Thyroglossal cyst infection is a potential complication of radiofrequency ablation therapy to the tongue base. This should be suspected in patients with postoperative neck swellings and prompt early ENT review. Appropriate antibiotics should be started as soon as such swelling is noted, and ultrasound-guided needle aspiration may be required as it is preferable to defer definitive surgery until acute infection has settled. Caution should be exercised when operating on patients that have known thyroglossal tract remnants as the radiofrequency probe used during tongue base therapy can introduce infection that could, theoretically, result in airway compromise. This is especially true in patients presenting with known midline neck lumps.
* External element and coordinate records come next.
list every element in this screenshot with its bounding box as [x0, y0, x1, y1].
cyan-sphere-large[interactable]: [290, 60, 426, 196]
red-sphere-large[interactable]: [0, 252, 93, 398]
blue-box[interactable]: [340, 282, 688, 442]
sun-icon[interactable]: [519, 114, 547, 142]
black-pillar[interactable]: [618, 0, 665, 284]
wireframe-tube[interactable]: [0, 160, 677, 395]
However, the anatomy of the patent thyroglossal tract is highly variable and the incidence of post-treatment infection in these patients is likely to be very low. Therefore, there is insufficient evidence to suggest that radiofrequency treatment of the tongue base in the presence of a patent thyroglossal tract is contraindicated.

Conflict of interest

The authors would like to declare no conflicts of interest.

Funding

Not applicable.

Ethical approval

Not applicable.

Consent

Written informed consent was obtained from the patient for publication of this case report and accompanying images. A copy of the written consent is available for review by the Editor-in-Chief of this journal on request.

Author contribution

CT, GW, AA and BK were involved in the concept and design of the case report. CT and GW performed data collection. CT, GW, AA and BK analysed and interpreted the data as well as writing or providing significant amendments to the manuscript. There are no additional contributors. The Medical Illustration Department of UCLH NHS Foundation Trust is acknowledged in the manuscript for their assistance in clinical photography.

Guarantor

Chrysostomos Tornari and Bhik T Kotecha.

Key learning points

Radiofrequency ablation therapy of the tongue base may introduce infection into an underlying thyroglossal cyst. Such infection can be managed with intravenous antibiotic therapy and ultrasound-guided needle aspiration. Caution should be exercised when applying radiofrequency ablation therapy to patients with known thyroglossal cysts.